Tuesday, August 24, 2010
Tauba Auerbach Brings Marble to the Whitney's Future Home
Tauba Auerbach, Quarry, 2010. On view at 820 Washington Street, New York, as part of Whitney on Site." Photos: 16 Miles
For an installation at the site of the Whitney’s future downtown branch, Tauba Auerbach has wrapped trailers and storage sheds near the High Line with high-resolution photographs of marble, transforming those temporary structures into huge blocks of the precious material. It is another strong piece to set alongside the uniformly sumptuous, meticulously crafted works that have filled her oeuvre. (It also doubles as a low-budget riff on Martin Creed’s luxurious and ostentatious marble floor at Gavin Brown’s enterprise, which will soon be installed as a staircase in Edinburgh, Scotland.)
The shift from shed to block is not seamless: the ripples of the metal storage sheds are visible, and air-conditioners jut out from the trailers. Auerbach is not aiming for a perfect transformation. Her most fascinating work has to do with the gap between sight and knowledge, things as they appear and things as they actually are. By changing the spacing of dots in her Op art works she gives the appearance that they have been damaged. In her “Greater New York” pieces she turns canvas into other textiles, painting minute folds and creases.
Auerbach knows that close inspection will always reveal the artifice of her creations. While Op art aims to lead eyes into optical illusions, her art mimics that optical play and then alters it just slightly. The trick breaks down. That is a remarkable feat: finding new material in Op art, a movement that has long been thought of as an artistic dead end, and it has earned her spots in the 2010 Whitney Biennial, the New Museum triennial, and MoMA P.S.1’s "Greater New York."

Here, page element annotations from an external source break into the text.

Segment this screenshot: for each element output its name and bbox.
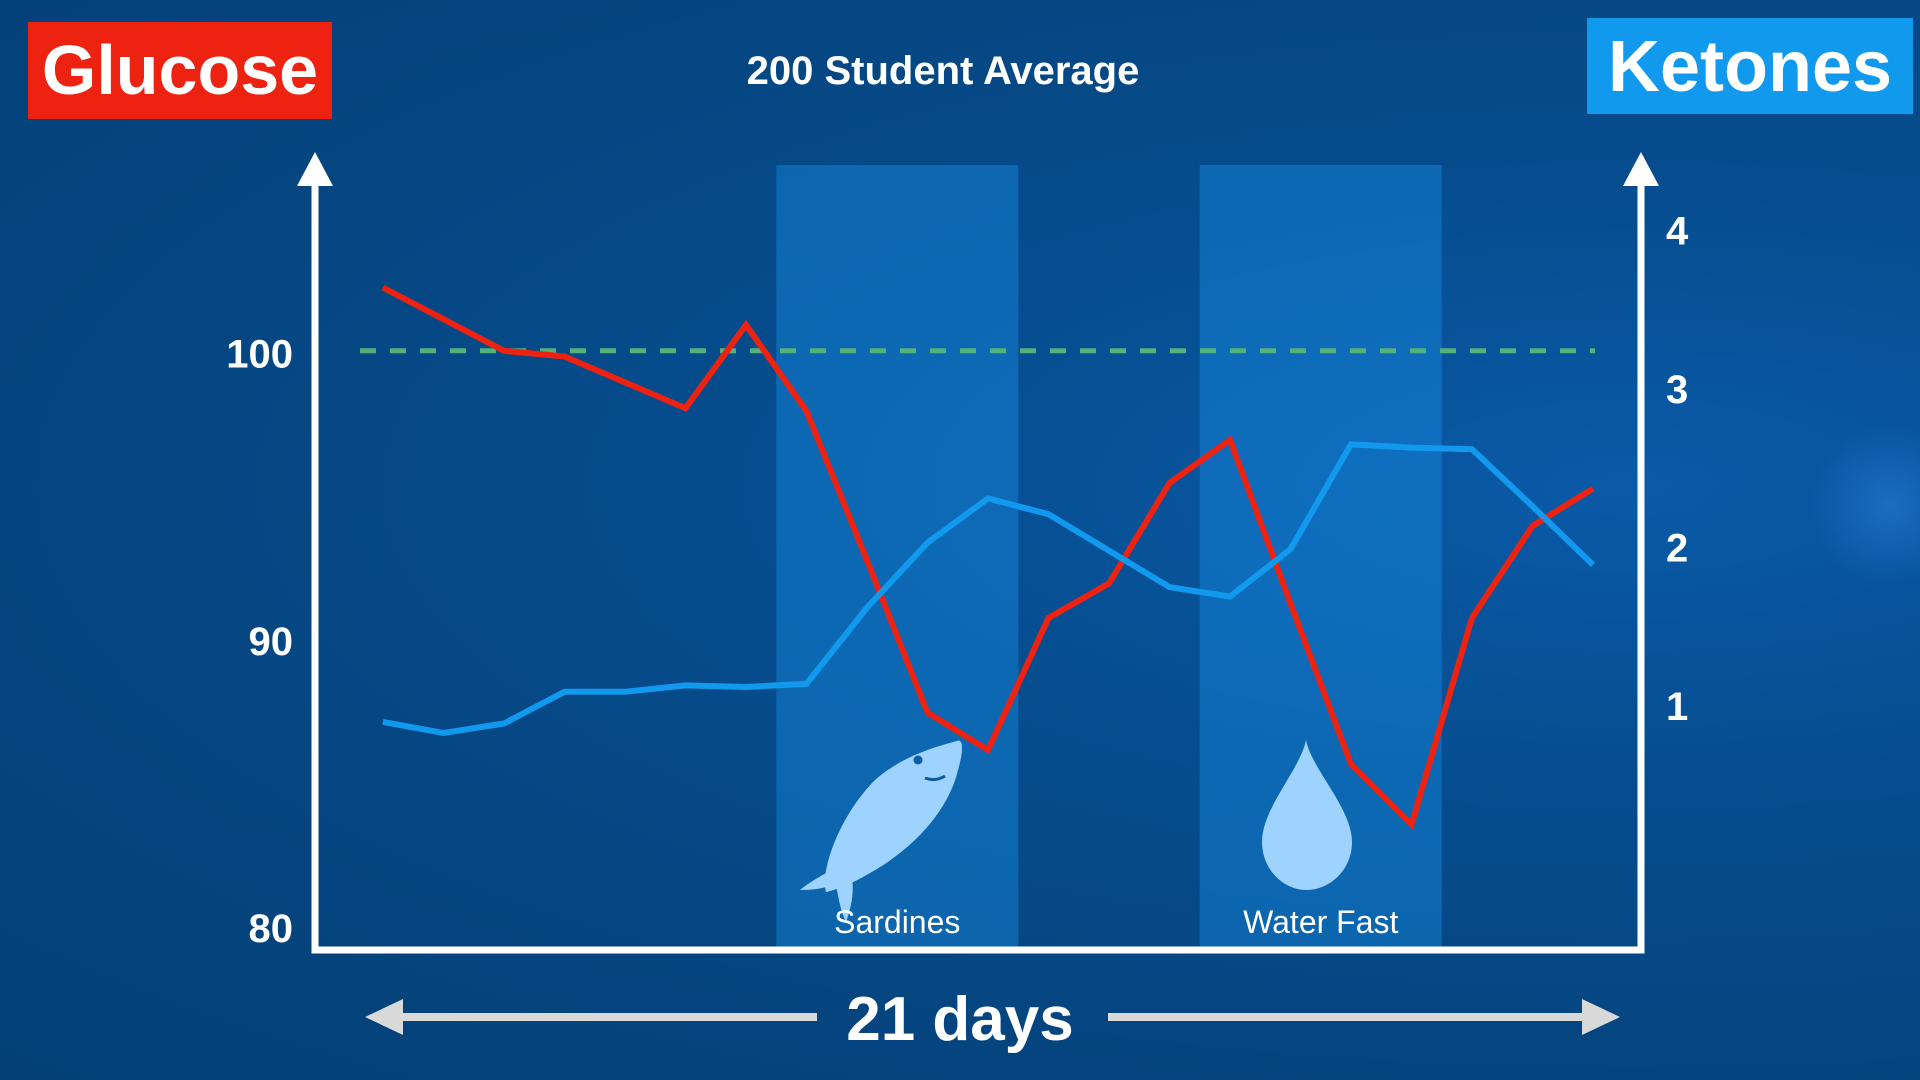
glucose-label-badge [28,22,332,119]
water-drop-icon [1262,740,1352,890]
band-label-water-fast: Water Fast [1243,904,1398,940]
series-lines [381,284,1596,831]
right-tick-label: 2 [1666,527,1688,571]
ketones-label-badge [1587,18,1913,114]
right-tick-label: 4 [1666,209,1689,253]
right-tick-label: 1 [1666,685,1688,729]
left-tick-label: 100 [226,333,293,377]
highlight-bands [776,165,1442,947]
fish-icon [800,740,963,922]
axes [311,175,1645,954]
left-tick-labels: 100 90 80 [226,333,293,951]
glucose-axis-label: Glucose [42,31,318,109]
ketones-axis-label: Ketones [1608,27,1892,107]
series-line-ketones [382,441,1596,737]
band-label-sardines: Sardines [834,904,960,940]
chart-title: 200 Student Average [747,49,1140,93]
series-line-glucose [381,284,1595,831]
axis-frame [311,175,1645,954]
left-axis-arrow [297,152,333,186]
background-glow [1810,425,1920,585]
left-tick-label: 90 [249,620,294,664]
right-tick-labels: 4 3 2 1 [1666,209,1689,729]
right-tick-label: 3 [1666,368,1688,412]
x-axis-label: 21 days [846,985,1074,1054]
x-axis-span-arrow [365,999,1620,1035]
right-axis-arrow [1623,152,1659,186]
left-tick-label: 80 [249,907,294,951]
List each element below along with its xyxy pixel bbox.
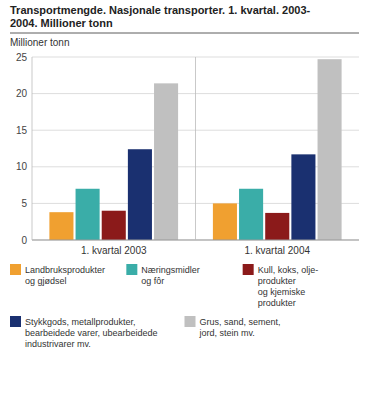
bar [318,59,342,240]
x-tick-label: 1. kvartal 2004 [244,245,310,256]
y-tick-label: 25 [16,52,28,63]
legend-label: Landbruksprodukterog gjødsel [25,265,105,286]
legend-label: Kull, koks, olje-produkterog kjemiskepro… [258,265,319,308]
y-tick-label: 10 [16,161,28,172]
x-tick-label: 1. kvartal 2003 [81,245,147,256]
bar [265,213,289,240]
y-label: Millioner tonn [10,37,69,48]
bar [213,203,237,240]
bar [49,212,73,240]
legend-swatch [10,316,21,327]
bar [76,189,100,240]
legend-swatch [243,264,254,275]
y-tick-label: 20 [16,88,28,99]
bar [102,211,126,240]
bar [154,83,178,240]
legend-label: Stykkgods, metallprodukter,bearbeidede v… [25,317,158,349]
y-tick-label: 0 [21,235,27,246]
legend-swatch [126,264,137,275]
bar [128,149,152,240]
legend-label: Grus, sand, sement,jord, stein mv. [199,317,281,338]
title: Transportmengde. Nasjonale transporter. … [10,4,311,29]
chart: Transportmengde. Nasjonale transporter. … [0,0,369,395]
bar [291,154,315,240]
y-tick-label: 15 [16,125,28,136]
legend-swatch [10,264,21,275]
y-axis [32,57,33,240]
legend-label: Næringsmidlerog fôr [141,265,200,286]
title-rule [10,33,359,34]
bar [239,189,263,240]
group-divider [195,57,196,240]
legend-swatch [185,316,196,327]
y-tick-label: 5 [21,198,27,209]
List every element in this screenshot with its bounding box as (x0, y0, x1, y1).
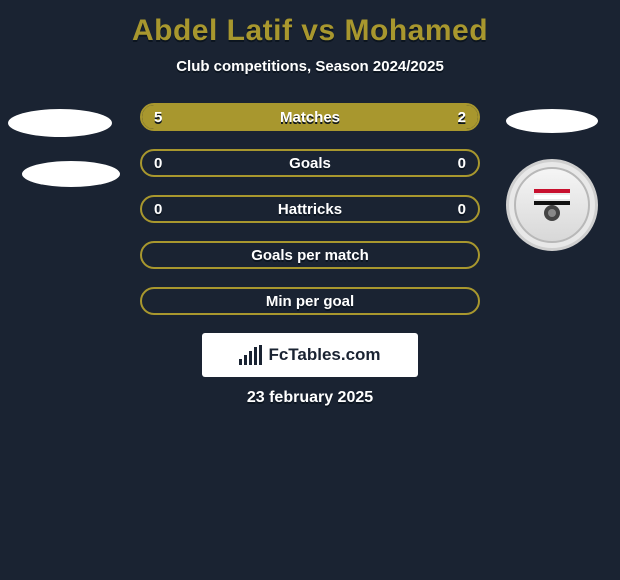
brand-badge: FcTables.com (202, 333, 418, 377)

Unsurprisingly, she has also been anointed as a possible art-market superstar. “I feel like it’s a LeBron James announcement,” art adviser Lisa Schiff told Bloomberg earlier this month, speculating about the lucky dealer will represent Auerbach in New York, now that her former gallerist, Jeffrey Deitch, has left town. Her Whitney commission, which closes on Sunday, will do nothing to dull that excitement.